Wij zullen Abraham hier niet gauw tegenkomen. Mosterd wordt in de Pugliese keuken niet of nauwelijks gebruikt, althans niet in de vorm zoals wij haar kennen. Ooit kwam er een boer bij ons langs die me erop attent maakte dat we een paar exemplaren van een mosterdplant (sinapsis alba) in de tuin hadden staan. Ik keek ongelovig naar het gewas met gekartelde bladeren. ‘Heel lekker’, zei hij. ‘Je moet de toppen van de bladeren even koken en dan met wat olijfolie besprenkelen.’ Ik stak een blaadje in mijn mond en inderdaad proefde ik de scherpe, intense smaak van mosterd! Na verloop van tijd kreeg de plant gele bloemetjes die nog weer later veranderden in een soort langwerpige boontjes waarin zich kleine zwarte balletjes hadden gevormd: het mosterdzaad. Als je dit zaad fijnmaalt en laat fermenteren met duivensap (oftewel most,vandaar de naam mosterd), zout en wat kruiden, krijg je mosterd. Het is een eeuwenoud recept. De Grieken kenden het al vier eeuwen voor Christus (als geneesmiddel) en de Romeinen beschreven hun eerste mosterdbereiding in de eerste eeuw nà de verlosser.

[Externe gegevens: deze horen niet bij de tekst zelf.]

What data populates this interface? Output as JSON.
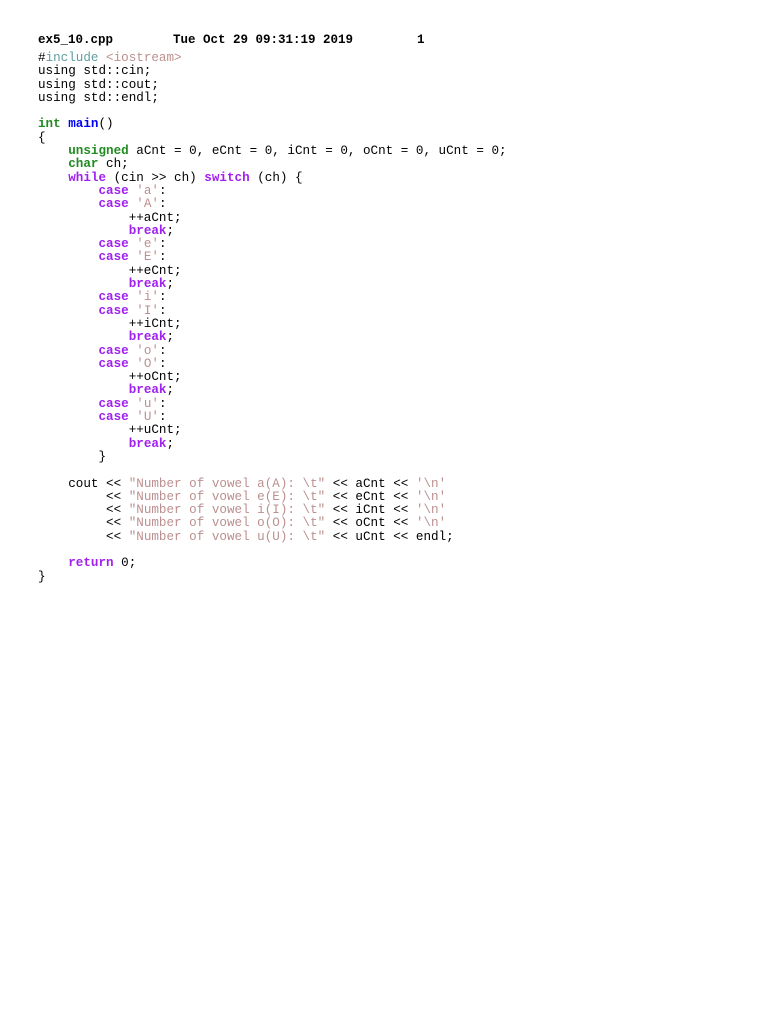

Alleen de Italianen van nu hebben er geen enkele interesse in. Je vindt het hier wel in de winkel, maar niemand koopt het. Wel komt er uit Noord Italië een lekkernij met de verwarrende naam: mostarda, scherp en zoet tegelijk. De beroemdste is Mostarda di Cremona, gemaakt van gekonfijte vruchten zoals kersen, (kwee)peer, appel, abrikoos of mandarijn. Het fruit wordt gemengd met honing, witte wijnsiroop, mosterd en kruiden. Je kunt deze felgekleurde, marmelade-achtige substantie kopen in delicatessenwinkels, waar het prachtig in glazen potten staat uitgestald. Het is bijvoorbeeld heerlijk met verse peer en een stukje Parmezaanse kaas. Of met gegrillde saucijsjes. Mostarda streelt je tong en prikt tegelijkertijd in je neus.

Tanti baci,

Frans

Mostarda di Cremona (rapida)
Als je het grondig aanpakt maak je mostarda volgens een authentiek en ingewikkeld recept. Er is ook snelle mosterd van gekonfijte vruchten waarmee je een kleine portie maakt die in de ijskast een week goed blijft. Later in het jaar kun je er verse abrikozen en kersen in verwerken. Dat ziet er een stuk vrolijker uit dan de mostarda die wij maakten van appel, sinaasappel, meloen en kiwi.

Ingrediënten:

  • verschillende vruchten – 500 gram, geschild, ontpit en in blokjes gesneden
  • suiker – 200 gram
  • water – 4 deciliter
  • mosterdpoeder – anderhalve eetlepel (Coleman’s)
  • wijnazijn – 150 ml

Aanwijzingen:

Los de suiker op in een grote pan met 4 dl kokend water. Voeg de blokjes van het hardste fruit toe en laat 20 minuten koken op laag vuur. Voeg dan iets minder hard fruit toe en laat 10 minuten pruttelen. Voeg om de 10 minuten de rest van het fruit toe, de zachtste soort het laatst. Daarna nog 10 minuten tegen de kook aan houden. Het suikerwater is nu behoorlijk ingekookt en het fruit zacht, maar nog heel. Voorzichtig het suikerwater afgieten en apart houden. Kook 150 ml witte wijnazijn en los er anderhalve eetlepel mosterdpoeder in op. Laat een beetje afkoelen en giet over de vruchten. Laat een uurtje staan en proef dan of het goed smaakt. Is het te zuur, voeg dan wat van het ingekookte suikerwater toe.